Prague

   The Church of Our Lady Before Tyn, founded in 1385, dominates Prague’s Old Town Square.

The Church of Our Lady Before Tyn, founded in 1385, dominates Prague’s Old Town Square.

Over a decade ago, I squeezed in a 2-day visit to Prague in the Czech Republic and I remember feeling an evolved constancy of the city…it was modern, but it was a palimpsest of centuries layer-on-layer. Despite being bombed at the end of World War II, Prague is one of Europe’s largest cities to have endured and commingled so many centuries. Prague’s Old Towne Square intertwines cathedrals and buildings from the 1300s and 1400s, shops from the 1600s, the Apostle statues were added to the Astronomical Clock in the 1800s, and the striking Jan Hus statue from 1915 dominates the center. It all blends to offer itself as an ancient yet modern city.

   Wenceslas Square, Prague, looking northwest.

Wenceslas Square, Prague, looking northwest.

A mile away in the New Town section of Prague is Wenceslas Square. The area was originally laid out in the middle of the Fourteenth Century as a horse market, but it has evolved to become the modern city’s financial, business, and political center; Wenceslas Square was the central location for the Velvet Revolution in 1989, freeing then Czechoslovakia from Communist rule and Soviet control.

Prague for me on those two frozen February days was a warren of unlabeled streets, cold expanses of squares and the open Vltava River bank, but every building—new or antique—was warm and welcoming. The people met me with their halting English, though I could not even attempt Czech; there are no cognates between the languages, so I was careful of my words and they were patient with me. It is the only European city where I met a shopkeeper who knew no English; she was young and knew no German nor French, either; I left the shop disappointed.

That same strangeness of language was present on the streets, where old trades and specialty shops (the marionette museum, for instance) thrive among modern fashion stores, hotels, and fast-food vendors. The streets are neither the gridwork of Colonial design, nor the circles of Roman design; they wander and end abruptly. I’ve written before about getting lost in the city at night, only to find other tourists equally lost.

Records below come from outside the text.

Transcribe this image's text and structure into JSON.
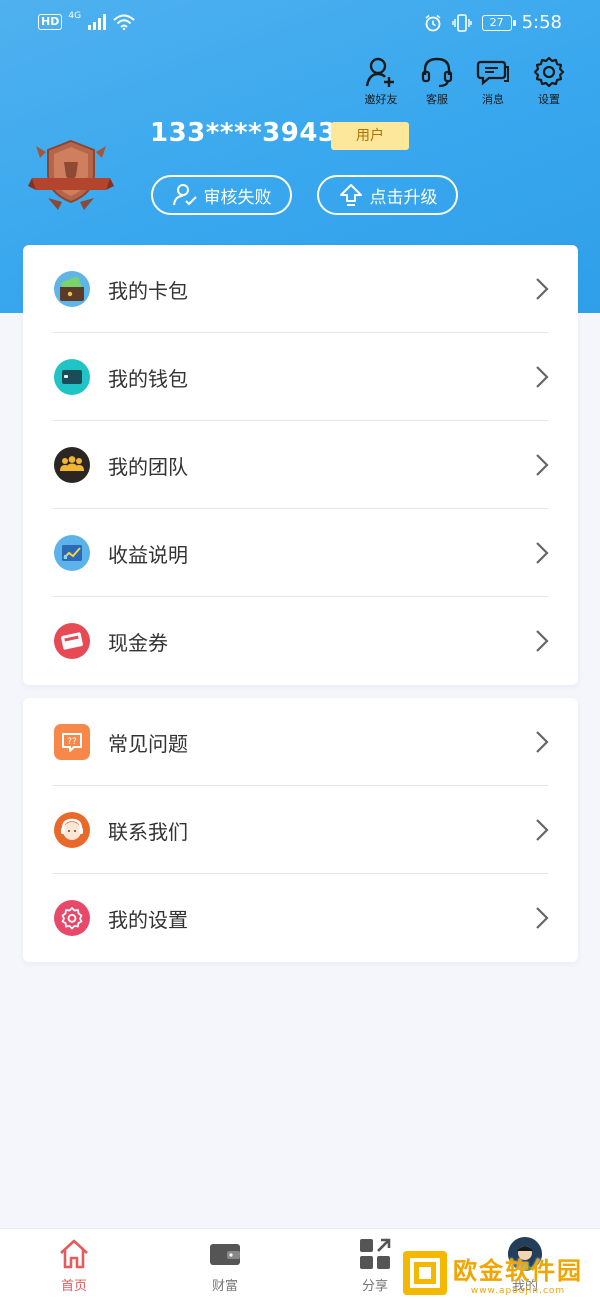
{
  "status_bar": {
    "hd": "HD",
    "network": "4G",
    "battery": "27",
    "time": "5:58"
  },
  "top_actions": [
    {
      "label": "邀好友",
      "icon": "add-user-icon"
    },
    {
      "label": "客服",
      "icon": "headset-icon"
    },
    {
      "label": "消息",
      "icon": "message-icon"
    },
    {
      "label": "设置",
      "icon": "gear-icon"
    }
  ],
  "profile": {
    "phone": "133****3943",
    "role": "用户",
    "review_status": "审核失败",
    "upgrade": "点击升级"
  },
  "menu_primary": [
    {
      "label": "我的卡包",
      "icon": "card-wallet-icon",
      "color": "#4aa3d6"
    },
    {
      "label": "我的钱包",
      "icon": "wallet-icon",
      "color": "#1fbfbf"
    },
    {
      "label": "我的团队",
      "icon": "team-icon",
      "color": "#2b2622"
    },
    {
      "label": "收益说明",
      "icon": "earnings-chart-icon",
      "color": "#4fa8e6"
    },
    {
      "label": "现金券",
      "icon": "coupon-icon",
      "color": "#e84a55"
    }
  ],
  "menu_secondary": [
    {
      "label": "常见问题",
      "icon": "faq-icon",
      "color": "#f7884a"
    },
    {
      "label": "联系我们",
      "icon": "customer-service-icon",
      "color": "#e86a2a"
    },
    {
      "label": "我的设置",
      "icon": "settings-icon",
      "color": "#e84a6a"
    }
  ],
  "bottom_nav": [
    {
      "label": "首页",
      "icon": "home-icon",
      "active": true
    },
    {
      "label": "财富",
      "icon": "wallet-icon"
    },
    {
      "label": "分享",
      "icon": "share-icon"
    },
    {
      "label": "我的",
      "icon": "avatar-icon"
    }
  ],
  "watermark": {
    "title": "欧金软件园",
    "url": "www.apoujin.com"
  },
  "colors": {
    "header": "#3aa9ee",
    "accent_red": "#e75a5a",
    "badge_yellow": "#fde79a"
  }
}
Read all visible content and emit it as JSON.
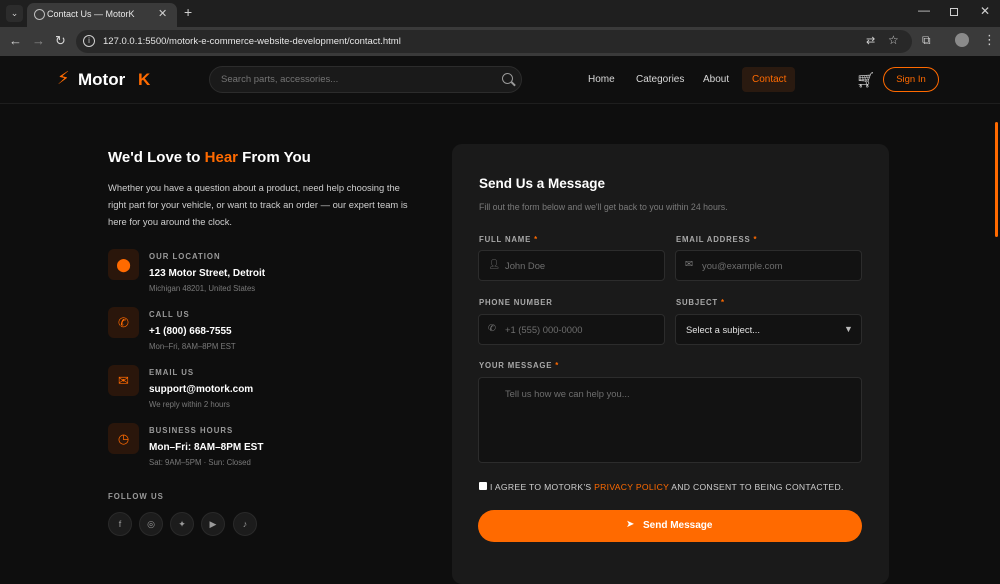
{
  "browser": {
    "tab_title": "Contact Us — MotorK",
    "new_tab_glyph": "+",
    "url": "127.0.0.1:5500/motork-e-commerce-website-development/contact.html"
  },
  "header": {
    "logo_main": "Motor ",
    "logo_accent": "K",
    "search_placeholder": "Search parts, accessories...",
    "nav": [
      "Home",
      "Categories",
      "About",
      "Contact"
    ],
    "signin_label": "Sign In"
  },
  "info": {
    "heading_pre": "We'd Love to ",
    "heading_hl": "Hear",
    "heading_post": " From You",
    "intro": "Whether you have a question about a product, need help choosing the right part for your vehicle, or want to track an order — our expert team is here for you around the clock.",
    "items": [
      {
        "label": "OUR LOCATION",
        "value": "123 Motor Street, Detroit",
        "sub": "Michigan 48201, United States",
        "icon": "location-icon"
      },
      {
        "label": "CALL US",
        "value": "+1 (800) 668-7555",
        "sub": "Mon–Fri, 8AM–8PM EST",
        "icon": "phone-icon"
      },
      {
        "label": "EMAIL US",
        "value": "support@motork.com",
        "sub": "We reply within 2 hours",
        "icon": "mail-icon"
      },
      {
        "label": "BUSINESS HOURS",
        "value": "Mon–Fri: 8AM–8PM EST",
        "sub": "Sat: 9AM–5PM · Sun: Closed",
        "icon": "clock-icon"
      }
    ],
    "follow_label": "FOLLOW US"
  },
  "form": {
    "title": "Send Us a Message",
    "subtitle": "Fill out the form below and we'll get back to you within 24 hours.",
    "full_name_label": "FULL NAME",
    "full_name_placeholder": "John Doe",
    "email_label": "EMAIL ADDRESS",
    "email_placeholder": "you@example.com",
    "phone_label": "PHONE NUMBER",
    "phone_placeholder": "+1 (555) 000-0000",
    "subject_label": "SUBJECT",
    "subject_value": "Select a subject...",
    "message_label": "YOUR MESSAGE",
    "message_placeholder": "Tell us how we can help you...",
    "required_mark": "*",
    "consent_pre": "I AGREE TO MOTORK'S ",
    "consent_link": "PRIVACY POLICY",
    "consent_post": " AND CONSENT TO BEING CONTACTED.",
    "send_label": "Send Message"
  },
  "colors": {
    "accent": "#ff6a00",
    "background": "#0e0e0e",
    "card": "#1a1a1a"
  }
}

   The Astronomical Clock with the Apostles parading past the upper windows.

The Astronomical Clock with the Apostles parading past the upper windows.

Embracing the city’s strangeness and my occasional “lostness” led me to wonderful discoveries all around Prague. I had set off from my hotel on a frigid morning—with snowflakes on the air and temperatures struggling in negative Celsius—seeking Prague Castle and St. Vitus Cathedral on the hill above the city. I wandered into Old Towne Square, where I joined a crowd to watch the hourly procession of Apostles around the Astronomical Clock. Most haunting and surprising was the discreet bell-ringing skeleton…tempus fugit.

   The Old Jewish Cemetery.

The Old Jewish Cemetery.

I adjusted my course—mistakenly—and happened upon the Old Jewish Cemetery. Visually, it is stunning with its 12,000 headstones standing edge-to-edge, tumbling onto each other. It is astonishing historically and culturally, as well: because it was the only burial place for Prague Jews from 1439 to 1787, it’s estimated that 100,000 souls are interred there, sometimes in graves 12-layers deep. For me on that cold morning, the dusting of snow added to the eerie sanctity and the beauty.

   The Charles Bridge over the Vltava River, the Prague Castle and St. Vitus Cathedral above.

The Charles Bridge over the Vltava River, the Prague Castle and St. Vitus Cathedral above.

When I reached the Charles Bridge to cross the Vltava River, I realized the bridge with its 30 statues is a destination in itself. I found myself lingering at many of the statues, reading explanatory plaques or eavesdropping on others’ conversations; I snapped several photographs for strangers—in 2005, people still used actual cameras; I paused at the statue of St. John of Nepomuk—who, legend says, was thrown from the bridge in 1383 by King Wenceslas IV. Like all the other tourists, I touched the base of the statue (where it was rubbed to a golden shine from constant contact) to invoke the superstition that I’d return someday to Prague.

   Some of the St. Vitus Cathedral gargoyles.

Some of the St. Vitus Cathedral gargoyles.

I continued and made the long climb uphill to the Prague Castle and the St. Vitus Cathedral. Like so much of Prague, it layered modernity (security lines and heavily armed guards) over its antique Gothic beauty (construction began in 1344 and continued for almost six centuries). The Castle guards bundled against the weather and topped with large, furry hats reminded me of the witch’s guards in The Wizard of Oz and the Cathedral’s countless gargoyles recalled the movie’s flying monkeys.

I have a strong memory of sitting that night in the hotel restaurant for dinner, enjoying a cocktail, and watching as the snow continued falling. The fireplace crackled behind me, the street was lit but empty through the window. The server brought a basket of bread to the table and I remember thinking that it could have been almost any year and I could have had this very same experience of Prague.